Groups | N | A | Ho | He | F |
G1 | 25 | 2,898 | 0.1128 | 0.1279 | 0.1187 |
G2 | 14 | 3,547 | 0.1568 | 0.2031 | 0.2280 |
G3 | 2 | 2,240 | 0.1101 | 0.0594 | -0.8529 |
Average | - | 2,895 | 0.1266 | 0.1301 | -0.5062 |
Populations | N | A | Ho | He | F |
PD | 6 | 2,624 | 0.1205 | 0.1184 | -0.0177 |
SM | 6 | 2,624 | 0.1254 | 0.1178 | -0.0649 |
AR | 6 | 2,492 | 0.0833 | 0.0990 | 0.1581 |
MS | 5 | 2,562 | 0.1213 | 0.1170 | -0.0371 |
CP | 3 | 2,244 | 0.1100 | 0.0606 | -0.8146 |
Average (NE) | - | 2,509 | 0.1121 | 0.1059 | -0.0587 |
IR | 2 | 2,447 | 0.1790 | 0.1094 | -0.6362 |
SV | 3 | 2,778 | 0.1873 | 0.2092 | 0.1045 |
NV | 5 | 2,806 | 0.1509 | 0.1650 | 0.0855 |
PF | 5 | 2,856 | 0.1505 | 0.1986 | 0.2421 |
Average (N) | - | 2,722 | 0.1669 | 0.1860 | 0.1025 |
In the genetic diversity analysis considering the populations, the result was close to that obtained with the DAPC groups. Populations from the North region presented, on average, higher values of genetic diversity (A = 2,722; He = 0.1860) when compared to the populations from the Northeast region (A = 2,509; He = 0.1056) (Table 5). The Iranduba population presented divergent values from the other populations in the Amazonas State for the number of alleles, genetic diversity, and inbreeding coefficient, presenting observed heterozygosity superior to the expected heterozygosity.
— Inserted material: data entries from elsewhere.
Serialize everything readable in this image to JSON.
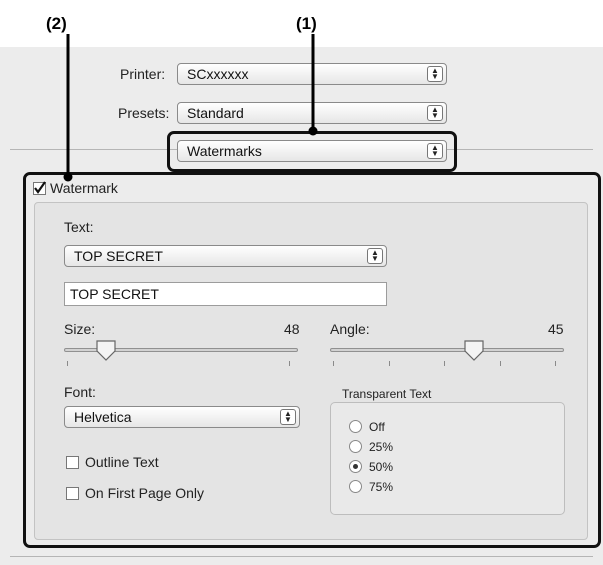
{
  "callouts": {
    "one": "(1)",
    "two": "(2)"
  },
  "printer": {
    "label": "Printer:",
    "value": "SCxxxxxx"
  },
  "presets": {
    "label": "Presets:",
    "value": "Standard"
  },
  "panel_menu": {
    "value": "Watermarks"
  },
  "watermark": {
    "checkbox_label": "Watermark",
    "checked": true,
    "text_label": "Text:",
    "text_preset": "TOP SECRET",
    "text_value": "TOP SECRET",
    "size_label": "Size:",
    "size_value": "48",
    "angle_label": "Angle:",
    "angle_value": "45",
    "font_label": "Font:",
    "font_value": "Helvetica",
    "outline_label": "Outline Text",
    "outline_checked": false,
    "first_page_label": "On First Page Only",
    "first_page_checked": false,
    "transparency": {
      "title": "Transparent Text",
      "options": [
        "Off",
        "25%",
        "50%",
        "75%"
      ],
      "selected": "50%"
    }
  }
}
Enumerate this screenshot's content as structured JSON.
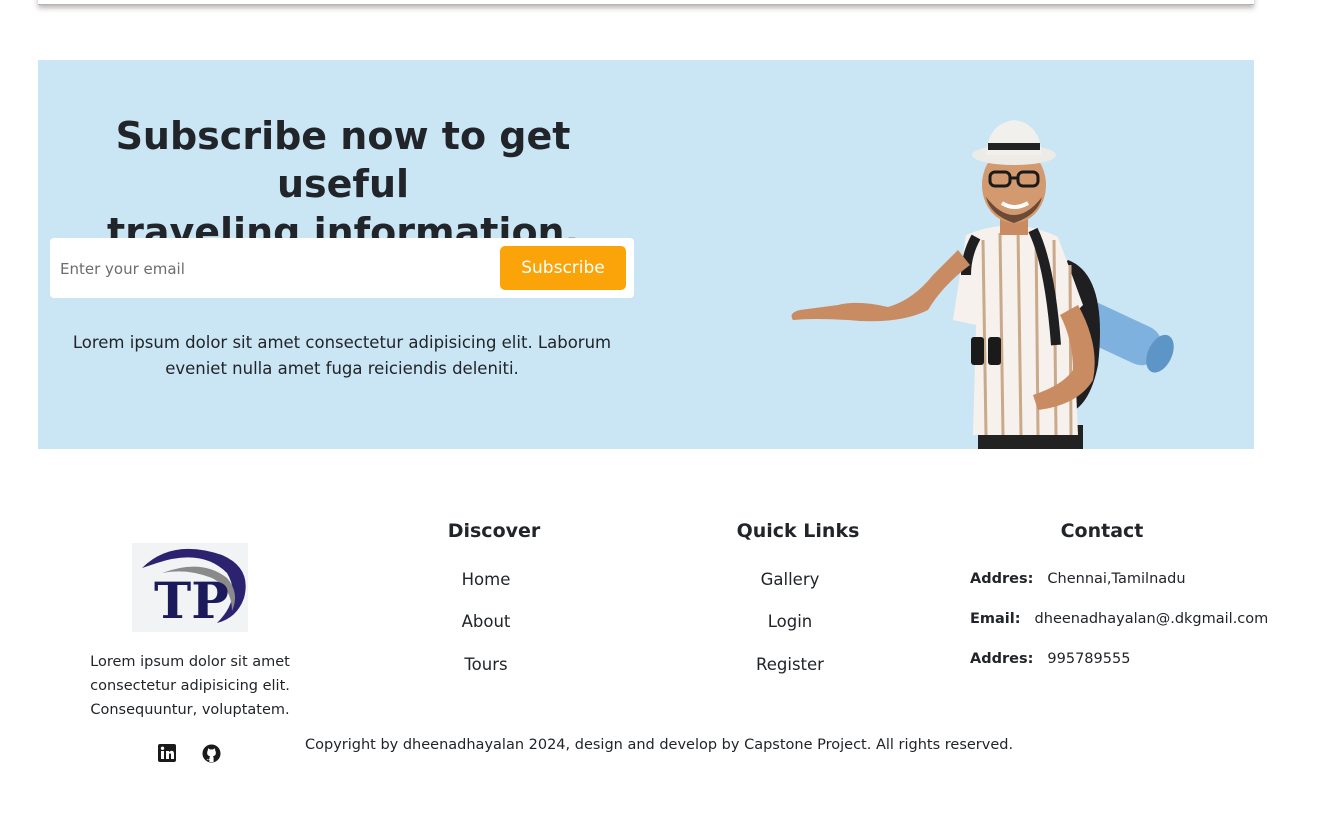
{
  "newsletter": {
    "title_line1": "Subscribe now to get useful",
    "title_line2": "traveling information.",
    "email_placeholder": "Enter your email",
    "subscribe_label": "Subscribe",
    "description": "Lorem ipsum dolor sit amet consectetur adipisicing elit. Laborum eveniet nulla amet fuga reiciendis deleniti."
  },
  "footer": {
    "logo_text": "TP",
    "about": "Lorem ipsum dolor sit amet consectetur adipisicing elit. Consequuntur, voluptatem.",
    "social": [
      "linkedin-icon",
      "github-icon"
    ],
    "discover": {
      "title": "Discover",
      "links": [
        "Home",
        "About",
        "Tours"
      ]
    },
    "quick_links": {
      "title": "Quick Links",
      "links": [
        "Gallery",
        "Login",
        "Register"
      ]
    },
    "contact": {
      "title": "Contact",
      "rows": [
        {
          "label": "Addres:",
          "value": "Chennai,Tamilnadu"
        },
        {
          "label": "Email:",
          "value": "dheenadhayalan@.dkgmail.com"
        },
        {
          "label": "Addres:",
          "value": "995789555"
        }
      ]
    },
    "copyright": "Copyright by dheenadhayalan 2024, design and develop by Capstone Project. All rights reserved."
  },
  "colors": {
    "newsletter_bg": "#cae5f4",
    "subscribe_button": "#faa40a",
    "text": "#212529"
  }
}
The Northeast Region populations presented similar values for the diversity parameters, except for the population of Chapadinha which had the lowest number of alleles and He among all the evaluated populations. The inbreeding coefficient had a positive value (0.1581) in the Areia population and negative value in the other populations.